Une setlist éclectique, parfaitement maîtrisée
Dès les premières notes de Dreams de Stevie Nicks, revisitée avec douceur, Reeves a imposé son ton : un mélange de raffinement, de liberté, et d’émotion brute. Elle enchaîne avec What’s New?, puis Café d’Egberto Gismonti, et l’on comprend vite qu’on ne sera pas dans un concert de standards attendus.
La suite confirme ce choix : du Gershwin (Someone to Watch Over Me) au jazz moderne de Pat Metheny (Minuano), en passant par Jobim (Corcovado), Miles Davis (All Blues) et McCoy Tyner (You Taught My Heart to Sing), chaque morceau devient matière à réinvention. Deux compositions personnelles s’y glissent aussi : Tango et Nine, où l’on sent toute la personnalité musicale de Reeves à la fois libre, enracinée et audacieuse.

Une voix qui respire, une guitare qui répond
Ce qui frappe, c’est l’économie des moyens.
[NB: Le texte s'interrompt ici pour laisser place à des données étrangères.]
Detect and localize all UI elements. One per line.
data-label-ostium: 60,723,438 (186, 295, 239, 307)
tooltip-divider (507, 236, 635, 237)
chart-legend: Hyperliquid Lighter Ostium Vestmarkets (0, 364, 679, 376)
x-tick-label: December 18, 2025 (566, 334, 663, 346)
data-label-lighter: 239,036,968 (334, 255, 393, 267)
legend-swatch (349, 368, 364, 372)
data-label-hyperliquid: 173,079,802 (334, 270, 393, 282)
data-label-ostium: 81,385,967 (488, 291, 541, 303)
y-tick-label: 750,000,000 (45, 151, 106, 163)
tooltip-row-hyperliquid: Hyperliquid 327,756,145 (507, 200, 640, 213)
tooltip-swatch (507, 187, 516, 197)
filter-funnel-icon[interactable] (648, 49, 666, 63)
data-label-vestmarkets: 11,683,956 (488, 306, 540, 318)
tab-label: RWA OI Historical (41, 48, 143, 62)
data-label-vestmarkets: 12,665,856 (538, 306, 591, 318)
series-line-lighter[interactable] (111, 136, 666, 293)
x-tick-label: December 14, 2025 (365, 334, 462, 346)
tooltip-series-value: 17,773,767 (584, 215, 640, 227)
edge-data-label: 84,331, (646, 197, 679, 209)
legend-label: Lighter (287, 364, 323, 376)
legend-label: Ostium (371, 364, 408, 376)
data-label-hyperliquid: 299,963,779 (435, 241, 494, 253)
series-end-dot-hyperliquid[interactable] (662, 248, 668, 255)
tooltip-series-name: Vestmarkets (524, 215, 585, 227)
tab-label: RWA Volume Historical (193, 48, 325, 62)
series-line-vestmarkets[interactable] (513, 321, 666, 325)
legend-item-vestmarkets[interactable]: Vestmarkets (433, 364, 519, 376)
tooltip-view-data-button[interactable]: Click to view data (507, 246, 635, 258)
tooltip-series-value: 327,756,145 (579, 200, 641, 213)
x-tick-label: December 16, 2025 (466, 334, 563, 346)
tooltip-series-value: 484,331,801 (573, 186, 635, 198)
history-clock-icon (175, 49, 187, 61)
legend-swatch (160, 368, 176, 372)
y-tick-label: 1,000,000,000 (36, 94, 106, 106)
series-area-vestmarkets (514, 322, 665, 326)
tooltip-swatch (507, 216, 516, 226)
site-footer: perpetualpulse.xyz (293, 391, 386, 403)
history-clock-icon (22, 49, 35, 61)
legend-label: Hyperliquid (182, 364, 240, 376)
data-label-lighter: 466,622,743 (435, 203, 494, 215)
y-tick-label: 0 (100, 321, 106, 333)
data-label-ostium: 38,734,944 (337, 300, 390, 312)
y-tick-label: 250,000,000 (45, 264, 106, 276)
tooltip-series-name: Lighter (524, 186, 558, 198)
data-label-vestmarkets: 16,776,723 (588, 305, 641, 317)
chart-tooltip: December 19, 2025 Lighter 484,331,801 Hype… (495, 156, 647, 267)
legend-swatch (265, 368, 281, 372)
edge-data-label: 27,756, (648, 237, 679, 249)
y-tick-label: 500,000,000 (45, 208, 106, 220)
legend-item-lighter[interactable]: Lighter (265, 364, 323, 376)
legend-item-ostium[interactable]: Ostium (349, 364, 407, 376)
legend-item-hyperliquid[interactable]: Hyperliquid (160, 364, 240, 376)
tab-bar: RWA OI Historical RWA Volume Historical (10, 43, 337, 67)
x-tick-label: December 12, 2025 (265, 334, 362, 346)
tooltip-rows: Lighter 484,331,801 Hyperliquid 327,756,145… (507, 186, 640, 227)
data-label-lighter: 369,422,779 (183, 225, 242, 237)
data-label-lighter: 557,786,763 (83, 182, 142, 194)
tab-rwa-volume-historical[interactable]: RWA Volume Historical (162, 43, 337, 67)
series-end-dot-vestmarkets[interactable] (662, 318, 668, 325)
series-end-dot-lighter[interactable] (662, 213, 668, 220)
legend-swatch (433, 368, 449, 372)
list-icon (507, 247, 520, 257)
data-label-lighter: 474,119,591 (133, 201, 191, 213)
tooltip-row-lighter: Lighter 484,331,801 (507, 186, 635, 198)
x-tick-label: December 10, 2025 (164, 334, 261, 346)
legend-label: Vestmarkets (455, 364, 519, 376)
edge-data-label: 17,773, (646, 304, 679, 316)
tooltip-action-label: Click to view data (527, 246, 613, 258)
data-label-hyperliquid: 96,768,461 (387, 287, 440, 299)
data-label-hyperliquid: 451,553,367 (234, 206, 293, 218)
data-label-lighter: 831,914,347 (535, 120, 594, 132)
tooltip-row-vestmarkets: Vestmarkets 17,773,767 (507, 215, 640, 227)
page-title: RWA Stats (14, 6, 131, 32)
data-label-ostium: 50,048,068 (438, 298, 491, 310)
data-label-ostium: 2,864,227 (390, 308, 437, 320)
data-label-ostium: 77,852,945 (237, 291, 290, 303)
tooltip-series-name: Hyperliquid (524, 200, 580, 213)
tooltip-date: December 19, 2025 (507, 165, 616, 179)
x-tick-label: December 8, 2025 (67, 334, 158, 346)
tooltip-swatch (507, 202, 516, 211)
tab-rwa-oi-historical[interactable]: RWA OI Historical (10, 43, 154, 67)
Aucun effet de style inutile, aucun excès. Romero Lubambo, tout en subtilité, accompagne, anticipe, relance. Il est bien plus qu’un accompagnateur : c’est un alter ego musical. Ensemble, ils créent une conversation en musique, un dialogue à deux voix, toujours fluide.
Dianne Reeves, elle, est d’une présence scénique désarmante. Chaque mot est pesé, chaque silence a du poids. Elle improvise, scatte parfois, mais toujours avec une justesse rare. Rien n’est démonstratif. Tout est incarné.
Le Théâtre Maisonneuve, plein mais intime, était parfaitement adapté à cette formule épurée. Le public, concentré, réagissait avec mesure mais intensité. Quelques souffles coupés, des sourires, des applaudissements chaleureux entre deux phrases on sentait l’écoute réelle, le respect, la gratitude.